Le navigateur Zheng He. Zheng He des Ming a commencé à naviguer cent ans plus tôt que Fernando de Magallanes qui représentait l’Espagne et fit un voyage au long cours en 1519. En 1405, Zheng effectua son premier voyage, et il eut la mission de diriger une flotte composée de milliers de personnes pour traverser le Pacifique, l’océan Indien et la mer d’Arabie à sept reprises; à quelques occasions, il s’est rendu vers la côte est de l’Afrique et au port de la mer Rouge, et il a visité une trentaine de pays asiatiques et africains. À la différence des expéditions des navigateurs européens, les voyages de Zheng He n’avaient pas pour objet les intérêts économiques, mais de montrer au monde l’autorité et la richesse de l’empereur chinois. Partout où Zheng He arrivait, il offrait aux locaux quantité d’objets pour obtenir leur respect envers l’empereur chinois.

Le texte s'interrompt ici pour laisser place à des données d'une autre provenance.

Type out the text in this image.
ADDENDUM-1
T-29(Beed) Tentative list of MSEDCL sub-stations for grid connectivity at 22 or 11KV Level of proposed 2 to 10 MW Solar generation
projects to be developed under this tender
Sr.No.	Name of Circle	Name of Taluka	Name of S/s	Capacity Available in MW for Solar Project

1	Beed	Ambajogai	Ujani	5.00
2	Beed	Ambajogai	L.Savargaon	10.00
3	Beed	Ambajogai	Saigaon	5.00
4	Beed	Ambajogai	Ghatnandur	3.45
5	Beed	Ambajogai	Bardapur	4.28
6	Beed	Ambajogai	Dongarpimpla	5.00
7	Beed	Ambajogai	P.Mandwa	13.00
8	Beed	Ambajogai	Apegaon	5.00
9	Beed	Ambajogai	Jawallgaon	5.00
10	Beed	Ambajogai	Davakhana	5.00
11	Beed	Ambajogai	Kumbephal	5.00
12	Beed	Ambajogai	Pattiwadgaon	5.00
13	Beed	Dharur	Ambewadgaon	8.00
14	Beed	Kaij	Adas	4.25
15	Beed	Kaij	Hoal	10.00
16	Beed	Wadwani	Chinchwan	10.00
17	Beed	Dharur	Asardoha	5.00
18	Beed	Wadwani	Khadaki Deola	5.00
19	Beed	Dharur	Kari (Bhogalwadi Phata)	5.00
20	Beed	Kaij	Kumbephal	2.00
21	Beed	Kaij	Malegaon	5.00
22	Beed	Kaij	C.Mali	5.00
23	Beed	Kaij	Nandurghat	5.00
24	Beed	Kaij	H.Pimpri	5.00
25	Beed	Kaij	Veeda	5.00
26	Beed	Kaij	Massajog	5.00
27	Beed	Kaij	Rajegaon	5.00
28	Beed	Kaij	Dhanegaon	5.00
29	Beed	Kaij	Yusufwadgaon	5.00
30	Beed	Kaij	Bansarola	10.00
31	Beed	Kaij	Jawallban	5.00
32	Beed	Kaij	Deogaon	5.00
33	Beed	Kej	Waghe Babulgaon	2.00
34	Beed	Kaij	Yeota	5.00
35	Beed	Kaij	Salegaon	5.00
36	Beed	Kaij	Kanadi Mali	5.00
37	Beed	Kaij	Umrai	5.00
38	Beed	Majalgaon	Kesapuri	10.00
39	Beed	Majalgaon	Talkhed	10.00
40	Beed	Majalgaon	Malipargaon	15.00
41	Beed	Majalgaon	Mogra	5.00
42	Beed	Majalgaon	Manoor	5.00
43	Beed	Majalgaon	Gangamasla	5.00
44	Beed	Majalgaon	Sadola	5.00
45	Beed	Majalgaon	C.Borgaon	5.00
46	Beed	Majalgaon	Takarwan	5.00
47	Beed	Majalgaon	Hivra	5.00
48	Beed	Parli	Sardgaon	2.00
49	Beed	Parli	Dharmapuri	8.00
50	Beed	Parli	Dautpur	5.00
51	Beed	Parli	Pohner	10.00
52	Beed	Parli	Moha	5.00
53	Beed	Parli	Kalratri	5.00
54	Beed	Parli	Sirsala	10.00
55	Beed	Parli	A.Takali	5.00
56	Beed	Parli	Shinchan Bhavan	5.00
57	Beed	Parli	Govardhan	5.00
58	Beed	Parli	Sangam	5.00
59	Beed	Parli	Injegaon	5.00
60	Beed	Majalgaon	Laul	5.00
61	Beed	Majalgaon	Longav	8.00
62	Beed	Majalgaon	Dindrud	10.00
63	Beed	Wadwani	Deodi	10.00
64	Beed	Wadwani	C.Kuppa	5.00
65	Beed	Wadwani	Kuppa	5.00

Matteo Ricci (1552-1610). Après la Renaissance, l’Occident s’est transformé en une société capitaliste, et certains missionnaires vinrent alors en Chine et y diffusèrent la doctrine chrétienne et les nouvelles sciences et techniques. La Chine de cette époque refusait toutes les affaires commerciales avec l’étranger, mais elle acceptait des missionnaires. L’Italien Matteo Ricci arriva en Chine en 1582 (dixième année du règne de Wanli des Ming), et il fut reçu par l’empereur en lui offrant des objets exotiques. Vivant comme les Chinois, Matteo Ricci propagea d’abord des connaissances scientifiques et effectua des activités religieuses pour que le christianisme se répande ouvertement dans la société fermée des Ming.

Beijing sous la dynastie des Qing (1644-1911) 

La zone de la porte Qianmen à Beijing sur un rouleau de peinture de la dynastie des Qing (1644-1911).

Les dominateurs de la dynastie des Qing ont gardé presque entièrement la structure urbaine de Beijing des Ming. Même dans la Cité impériale, on restaura, transforma et ajouta peu de bâtiments. Les dominateurs des Qing attachaient toutefois de l’importance à la construction de jardins pour se divertir pendant leurs loisirs. « Trois collines et cinq jardins » ( le jardin Jingming de la colline Yuquan, le jardin Jingyi des collines Parfumées, le Palais d’Été de la colline Wanshou, le jardin Changchun et le Jardin Yuanmin), situés dans la banlieue nord-ouest de Beijing, étaient bien aimés par l’impératrice et les concubines.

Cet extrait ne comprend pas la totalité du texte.